April 5, 2026 9:45 am EDT

Steve Kroft may have had an acclaimed 30-season career at 60 Minutes before he retired in 2019, but if he had the chance to do it again, he “probably wouldn’t.”

Kroft joined Bill O’Reilly on the latter’s We’ll Do It Live! podcast, where he reflected on his decades at the iconic newsmagazine, a job that he confessed he “hated.”

60 Minutes was really appealing, and I thought, I wasn’t really sure I was ever going to get there. I didn’t really seriously think about it. When I did, there’s so many things that, first of all, the job is just 24 hours a day,” Kroft said of the grind at the prestigious program. “I mean, you may get a couple hours of bad sleep. Beepers going off, getting on jets, going here and there, the whole thing, then coming back and spending, you know, three or four days writing the script, and then going to the screenings and then getting on, starting it all over again.”

He also recalls the competitive atmosphere and envy among fellow journalists after he got the gig.

“I can remember when I was tapped to go to 60 Minutes, I thought this was fantastic and I expected a lot of people would just come up and say, ‘That’s really great, I’m really happy for you,’” he recalled. “And then you realize after a while that not everybody was happy that I got this job. There were other people that wanted it. And so then you’ve all of a sudden made a bunch of enemies. And that’s, it’s just, you know, it’s a snake pit.”

Instead, Kroft said the best job he had at CBS was when he was a correspondent in the London bureau.

“I got to see the world, that was the job I always wanted,” Kroft said.

Still, Kroft found it “exhilarating” to do the stories he did.

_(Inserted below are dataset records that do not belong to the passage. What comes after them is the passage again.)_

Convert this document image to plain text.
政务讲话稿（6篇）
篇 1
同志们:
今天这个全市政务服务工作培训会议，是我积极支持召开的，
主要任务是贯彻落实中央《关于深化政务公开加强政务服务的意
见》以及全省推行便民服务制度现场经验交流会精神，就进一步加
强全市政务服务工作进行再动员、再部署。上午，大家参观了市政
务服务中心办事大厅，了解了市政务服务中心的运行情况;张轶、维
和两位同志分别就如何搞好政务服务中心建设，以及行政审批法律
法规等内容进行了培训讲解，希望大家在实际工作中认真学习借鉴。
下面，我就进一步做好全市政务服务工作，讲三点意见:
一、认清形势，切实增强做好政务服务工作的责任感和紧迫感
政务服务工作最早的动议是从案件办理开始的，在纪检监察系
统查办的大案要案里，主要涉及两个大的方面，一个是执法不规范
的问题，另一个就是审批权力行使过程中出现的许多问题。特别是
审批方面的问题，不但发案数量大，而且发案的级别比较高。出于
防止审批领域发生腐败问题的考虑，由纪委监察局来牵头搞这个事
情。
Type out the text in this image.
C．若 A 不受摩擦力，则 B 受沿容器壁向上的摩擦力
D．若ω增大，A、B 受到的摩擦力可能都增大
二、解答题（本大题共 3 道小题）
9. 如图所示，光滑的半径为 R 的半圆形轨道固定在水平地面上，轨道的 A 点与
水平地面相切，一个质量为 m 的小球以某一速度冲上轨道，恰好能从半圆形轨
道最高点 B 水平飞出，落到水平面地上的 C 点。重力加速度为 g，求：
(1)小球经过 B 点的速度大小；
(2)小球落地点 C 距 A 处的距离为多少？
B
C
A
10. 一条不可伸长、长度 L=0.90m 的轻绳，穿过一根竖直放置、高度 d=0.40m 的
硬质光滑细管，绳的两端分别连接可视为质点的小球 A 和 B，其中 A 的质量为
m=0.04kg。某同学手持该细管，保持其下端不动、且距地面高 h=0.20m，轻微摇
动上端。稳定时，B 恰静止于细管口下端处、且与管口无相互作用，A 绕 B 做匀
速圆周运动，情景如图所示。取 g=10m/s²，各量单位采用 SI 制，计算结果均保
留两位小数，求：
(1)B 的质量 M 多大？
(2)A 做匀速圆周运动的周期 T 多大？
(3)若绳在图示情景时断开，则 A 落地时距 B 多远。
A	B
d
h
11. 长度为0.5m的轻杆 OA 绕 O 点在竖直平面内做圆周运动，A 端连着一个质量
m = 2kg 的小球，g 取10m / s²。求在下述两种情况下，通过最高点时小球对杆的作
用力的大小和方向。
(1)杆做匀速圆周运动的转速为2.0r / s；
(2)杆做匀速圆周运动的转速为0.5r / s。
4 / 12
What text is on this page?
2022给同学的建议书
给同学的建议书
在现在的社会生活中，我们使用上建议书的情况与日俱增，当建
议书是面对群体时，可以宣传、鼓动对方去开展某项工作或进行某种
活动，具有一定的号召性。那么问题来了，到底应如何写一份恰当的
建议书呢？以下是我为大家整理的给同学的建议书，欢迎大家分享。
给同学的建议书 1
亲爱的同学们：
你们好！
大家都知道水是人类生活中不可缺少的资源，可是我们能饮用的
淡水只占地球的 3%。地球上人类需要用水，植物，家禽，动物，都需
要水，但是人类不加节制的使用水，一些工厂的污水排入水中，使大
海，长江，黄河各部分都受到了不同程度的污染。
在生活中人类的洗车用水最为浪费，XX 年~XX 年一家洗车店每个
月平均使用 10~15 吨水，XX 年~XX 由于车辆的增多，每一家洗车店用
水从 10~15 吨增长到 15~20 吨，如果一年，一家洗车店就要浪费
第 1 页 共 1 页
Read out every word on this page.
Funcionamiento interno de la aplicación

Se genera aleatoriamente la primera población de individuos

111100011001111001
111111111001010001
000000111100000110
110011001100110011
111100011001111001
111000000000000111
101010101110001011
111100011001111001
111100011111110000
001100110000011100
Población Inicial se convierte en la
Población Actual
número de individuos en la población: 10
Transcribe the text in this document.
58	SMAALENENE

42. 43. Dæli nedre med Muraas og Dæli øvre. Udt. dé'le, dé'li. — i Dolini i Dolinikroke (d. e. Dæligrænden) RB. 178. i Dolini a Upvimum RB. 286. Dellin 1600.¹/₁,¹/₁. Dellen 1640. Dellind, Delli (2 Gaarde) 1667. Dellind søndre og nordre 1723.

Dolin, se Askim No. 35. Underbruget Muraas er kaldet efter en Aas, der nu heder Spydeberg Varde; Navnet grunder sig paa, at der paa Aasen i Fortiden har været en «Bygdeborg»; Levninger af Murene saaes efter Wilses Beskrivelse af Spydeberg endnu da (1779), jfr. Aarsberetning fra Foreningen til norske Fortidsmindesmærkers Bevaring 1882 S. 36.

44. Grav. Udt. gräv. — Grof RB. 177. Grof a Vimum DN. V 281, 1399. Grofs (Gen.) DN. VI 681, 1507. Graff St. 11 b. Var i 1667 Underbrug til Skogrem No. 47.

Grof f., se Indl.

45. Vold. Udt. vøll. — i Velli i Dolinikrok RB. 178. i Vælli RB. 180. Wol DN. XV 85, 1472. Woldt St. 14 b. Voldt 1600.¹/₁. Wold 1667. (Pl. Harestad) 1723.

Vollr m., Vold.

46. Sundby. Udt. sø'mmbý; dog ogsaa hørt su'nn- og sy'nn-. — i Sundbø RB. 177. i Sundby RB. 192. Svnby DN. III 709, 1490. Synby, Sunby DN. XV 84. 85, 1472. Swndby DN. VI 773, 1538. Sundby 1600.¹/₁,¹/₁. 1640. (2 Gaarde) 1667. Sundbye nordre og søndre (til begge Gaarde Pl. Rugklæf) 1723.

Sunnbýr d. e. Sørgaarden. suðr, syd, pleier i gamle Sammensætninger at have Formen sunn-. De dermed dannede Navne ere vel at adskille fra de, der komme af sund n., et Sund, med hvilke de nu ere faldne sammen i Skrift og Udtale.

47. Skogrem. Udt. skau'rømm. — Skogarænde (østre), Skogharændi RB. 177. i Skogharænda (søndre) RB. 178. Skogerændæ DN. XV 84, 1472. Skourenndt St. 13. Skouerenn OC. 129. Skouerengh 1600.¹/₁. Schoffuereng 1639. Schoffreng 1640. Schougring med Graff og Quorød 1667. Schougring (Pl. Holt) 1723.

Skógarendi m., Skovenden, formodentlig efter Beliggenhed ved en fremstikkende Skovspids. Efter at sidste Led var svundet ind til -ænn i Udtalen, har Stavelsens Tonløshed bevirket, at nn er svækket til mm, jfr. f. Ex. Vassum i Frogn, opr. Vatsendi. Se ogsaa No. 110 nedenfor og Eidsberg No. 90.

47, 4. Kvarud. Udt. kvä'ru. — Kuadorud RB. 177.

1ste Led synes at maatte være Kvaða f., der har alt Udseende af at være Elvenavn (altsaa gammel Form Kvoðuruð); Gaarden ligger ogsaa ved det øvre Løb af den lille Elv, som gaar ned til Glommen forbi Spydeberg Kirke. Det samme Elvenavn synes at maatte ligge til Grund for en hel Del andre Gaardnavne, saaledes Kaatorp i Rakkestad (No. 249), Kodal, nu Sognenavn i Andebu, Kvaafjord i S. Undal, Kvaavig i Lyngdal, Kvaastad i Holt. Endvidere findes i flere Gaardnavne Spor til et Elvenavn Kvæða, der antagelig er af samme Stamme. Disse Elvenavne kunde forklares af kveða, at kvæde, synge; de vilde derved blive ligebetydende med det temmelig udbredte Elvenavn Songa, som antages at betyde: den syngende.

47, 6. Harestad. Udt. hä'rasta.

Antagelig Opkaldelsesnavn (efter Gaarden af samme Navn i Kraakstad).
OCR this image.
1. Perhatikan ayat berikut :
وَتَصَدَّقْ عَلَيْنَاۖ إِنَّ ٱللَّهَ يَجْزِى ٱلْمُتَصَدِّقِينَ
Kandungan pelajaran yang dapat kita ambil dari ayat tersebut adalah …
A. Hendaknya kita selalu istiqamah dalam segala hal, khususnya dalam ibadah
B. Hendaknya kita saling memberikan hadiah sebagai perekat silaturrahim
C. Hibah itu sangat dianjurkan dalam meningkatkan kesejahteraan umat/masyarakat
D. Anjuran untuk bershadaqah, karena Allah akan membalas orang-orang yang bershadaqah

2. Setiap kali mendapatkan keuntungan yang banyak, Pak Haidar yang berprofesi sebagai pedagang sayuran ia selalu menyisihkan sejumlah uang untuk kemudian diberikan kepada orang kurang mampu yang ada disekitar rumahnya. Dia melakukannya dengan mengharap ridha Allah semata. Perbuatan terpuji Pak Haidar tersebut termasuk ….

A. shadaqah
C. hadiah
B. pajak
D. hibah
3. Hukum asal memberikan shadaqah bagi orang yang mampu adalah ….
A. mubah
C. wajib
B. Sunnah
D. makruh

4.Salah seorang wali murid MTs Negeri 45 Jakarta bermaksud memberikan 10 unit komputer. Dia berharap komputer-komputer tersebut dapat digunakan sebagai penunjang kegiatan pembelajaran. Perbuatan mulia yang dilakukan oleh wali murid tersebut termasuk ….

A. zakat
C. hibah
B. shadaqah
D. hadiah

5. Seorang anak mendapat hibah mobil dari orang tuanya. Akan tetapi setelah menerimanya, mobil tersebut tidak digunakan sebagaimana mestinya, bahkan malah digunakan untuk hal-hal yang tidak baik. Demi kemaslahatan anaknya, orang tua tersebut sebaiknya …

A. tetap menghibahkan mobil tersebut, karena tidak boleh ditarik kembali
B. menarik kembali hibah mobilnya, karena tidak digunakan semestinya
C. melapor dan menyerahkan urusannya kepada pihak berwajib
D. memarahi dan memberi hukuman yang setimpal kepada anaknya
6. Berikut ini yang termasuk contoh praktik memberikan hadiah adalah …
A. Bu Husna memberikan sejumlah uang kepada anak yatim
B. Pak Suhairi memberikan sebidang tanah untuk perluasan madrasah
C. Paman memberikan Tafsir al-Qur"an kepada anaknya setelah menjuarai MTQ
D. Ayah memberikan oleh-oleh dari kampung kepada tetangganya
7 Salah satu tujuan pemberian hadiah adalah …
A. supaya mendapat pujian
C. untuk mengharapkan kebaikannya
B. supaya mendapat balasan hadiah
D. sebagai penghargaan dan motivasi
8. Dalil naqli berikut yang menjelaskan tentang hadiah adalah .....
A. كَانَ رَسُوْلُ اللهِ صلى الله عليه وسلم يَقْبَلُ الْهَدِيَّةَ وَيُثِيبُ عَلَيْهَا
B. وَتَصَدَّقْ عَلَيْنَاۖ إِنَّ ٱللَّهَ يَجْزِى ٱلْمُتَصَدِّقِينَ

“It was exhilarating in the sense that the reason I loved the job was because of the stories that I could do, and the fact that they liked good stories,” he said.

Steve Kroft & Bill O'Reilly on Media Bias, CBS News, Iran & Trump — We'll Do It Live!

When Kroft retired at the age of 73, he was 60 Minutes‘ longest-tenured correspondent and had conducted some of the long-running show’s most indelible interviews. He spoke to the Clintons in 1992 when Hillary Clinton famously invoked Tammy Wynette amid claims that then-candidate Bill Clinton had had an affair with Gennifer Flowers.

“It began awkwardly because of the delicate subject matter, but as Hillary got more involved and joined in the conversation, I knew we had a good story,” Kroft, who admitted he was nervous about the big sit-down, previously recalled to The Hollywood Reporter. “When she made the Tammy Wynette remark, I knew we were home free.”

He also had memorable sit-downs with Woody Allen, Clint Eastwood and Barack Obama (16 in total, including one after the 2011 assassination of Osama Bin Laden) and he led significant investigations into Saddam Hussein’s hidden financial assets and insider trading in Congress. Still, he said the story that had the greatest impact on him was a 2001 report about financial firm Sandler O’Neill, which lost a third of its employees in the World Trade Center attacks.

“In the days following the disaster, the surviving partner, Jimmy Dunne, allowed us to follow him and other managers as they planned the funerals, comforted and counseled the families, and against impossible odds, kept the company running during the worst days,” he said. “It survived and is thriving today.”

When asked how his producers would describe him, the skilled, veteran correspondent, also a perfectionist, said, “I think if you asked them during the scripting process the answer would be unprintable. When the story is finished and screened, they would be more complimentary. I’m not easy.”

Over the summer, Kroft briefly returned to the spotlight when he joined Jon Stewart on The Daily Show to share his thoughts on Paramount’s controversial $16 million settlement with President Trump tied to 60 Minutes‘ editing of its interview with Trump’s opponent in the 2024 presidential election, former Vice President Kamala Harris. Kroft was blunt in his assessment of the deal, calling it a “shakedown.”

When asked about the mood at 60 Minutes in light of his likely ongoing communications with past colleagues, Kroft agreed with Stewart’s assessment that the settlement is likely “devastating to the people who work in a place that prides themselves on contextual, good journalism.”

“I think there’s a lot of fear over there,” Kroft said. “Fear of losing their job, fear of what’s happening to the country, fear of losing the First Amendment, all of those things.”